Pinecrest council members want to study possible new rules aimed at limiting property owners ability to build large homes on relatively small lots.

The council decided Tuesday not to immediately approve a set of such rules, instead opting to get more input from contractors and village residents. Several contractors spoke against the proposed changes, but Mayor Cindy Lerner said the council needs to act to preserve the village’s character.

“My family moved here in 1960, when our homes were small ranches on big lots,” Lerner said. “That’s the character of Pinecrest. We value green space. With these larger homes, we’ve lost a lot of green space and now we’re realizing the adverse impact of these buildings on the environment.”

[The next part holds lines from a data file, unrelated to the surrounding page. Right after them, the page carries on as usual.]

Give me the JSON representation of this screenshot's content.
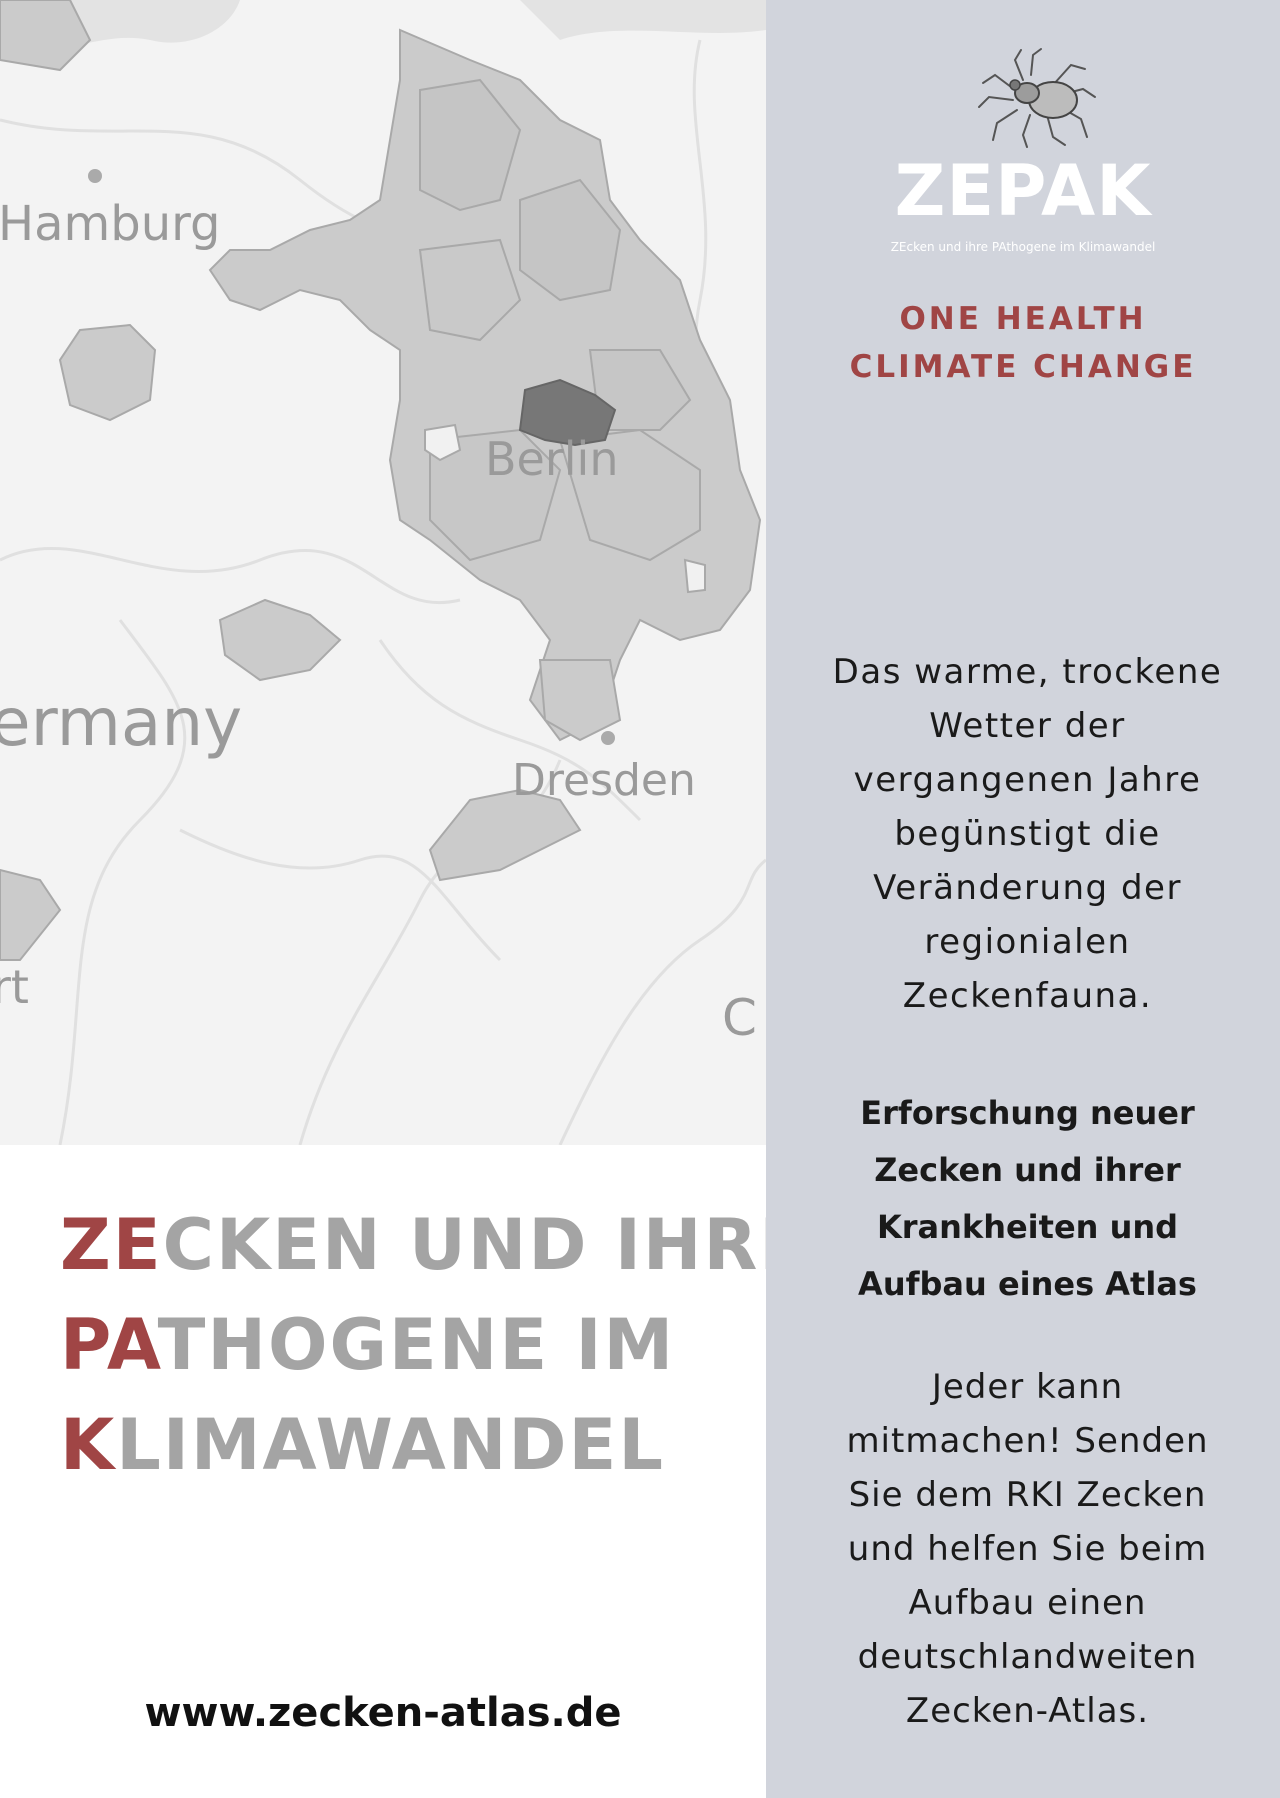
{
  "map": {
    "labels": {
      "hamburg": "Hamburg",
      "germany": "ermany",
      "berlin": "Berlin",
      "dresden": "Dresden",
      "left_fragment": "rt",
      "right_fragment": "C"
    }
  },
  "brand": {
    "logo_icon": "tick-icon",
    "name": "ZEPAK",
    "subtitle": "ZEcken und ihre PAthogene im Klimawandel"
  },
  "tagline": {
    "line1": "ONE HEALTH",
    "line2": "CLIMATE CHANGE"
  },
  "headline": {
    "lines": [
      {
        "accent": "ZE",
        "rest": "CKEN UND IHRE"
      },
      {
        "accent": "PA",
        "rest": "THOGENE IM"
      },
      {
        "accent": "K",
        "rest": "LIMAWANDEL"
      }
    ]
  },
  "website": "www.zecken-atlas.de",
  "paragraph1": {
    "lines": [
      "Das warme, trockene",
      "Wetter der",
      "vergangenen Jahre",
      "begünstigt die",
      "Veränderung der",
      "regionialen",
      "Zeckenfauna."
    ]
  },
  "paragraph2": {
    "lines": [
      "Erforschung neuer",
      "Zecken und ihrer",
      "Krankheiten und",
      "Aufbau eines Atlas"
    ]
  },
  "paragraph3": {
    "lines": [
      "Jeder kann",
      "mitmachen! Senden",
      "Sie dem RKI Zecken",
      "und helfen Sie beim",
      "Aufbau einen",
      "deutschlandweiten",
      "Zecken-Atlas."
    ]
  },
  "colors": {
    "accent": "#a04545",
    "side_panel": "#d1d4dc",
    "headline_gray": "#a4a4a4",
    "map_region": "#c8c8c8",
    "berlin_region": "#777777"
  }
}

Although the average size of homes constructed in the village in the past several months is 8,500 square feet, there are homes that have been constructed in recent years that are as large as 16,000 and 20,000 square feet, according to village Planning Director Stephen Olmsted.

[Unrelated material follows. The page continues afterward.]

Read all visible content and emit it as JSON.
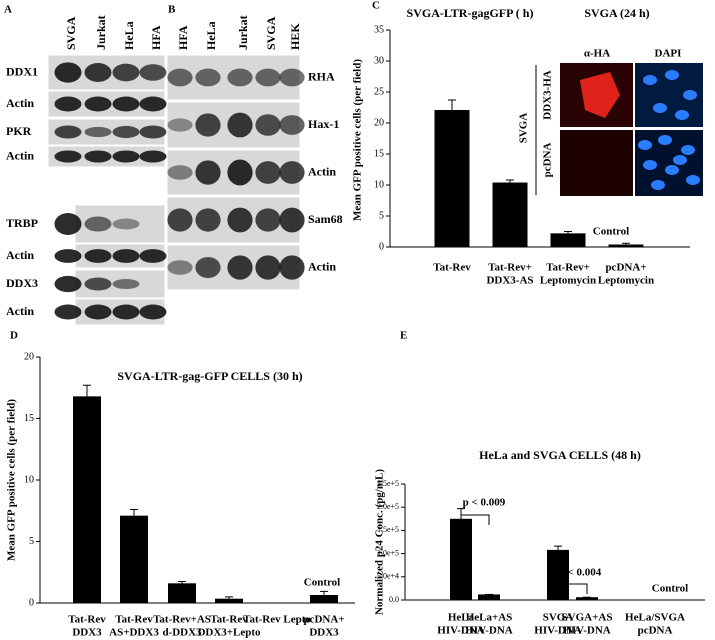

Among the rule changes on Tuesday’s agenda was an increase in the “setback,” or minimum distance between a home and a side lot line from 25 to 30 feet for a single-story house. Olmstead said this would reduce the scale of buildings and address associated impacts like runoff of storm water onto neighboring properties.

The council also considered reducing the overall height of structures in single-family residential districts from 35 feet to 32 feet, and increasing front-yard setbacks from 50 feet to 55 feet for a one-story structure, or 60 feet for the second story of a structure.

Olmsted said the proposed amendments would align the code with the village’s Master Plan, which promotes environmental sustainability and conservation.

“We’ve heard from a lot of people in suits with greedy ideas,” said Karen Ross, council member Bob Ross’ wife. “McMansions are ruining the village’s character. There’s no need for more large homes — we’re not crying for the tax dollars.”

Also on Tuesday, the council postponed discussion of a possible restaurant at Pinecrest Gardens. When a Gardens neighbor wanted to discuss the proposal, Lerner gaveled down the resident and adjourned the meeting.

The mayor said the topic “needs a breather.”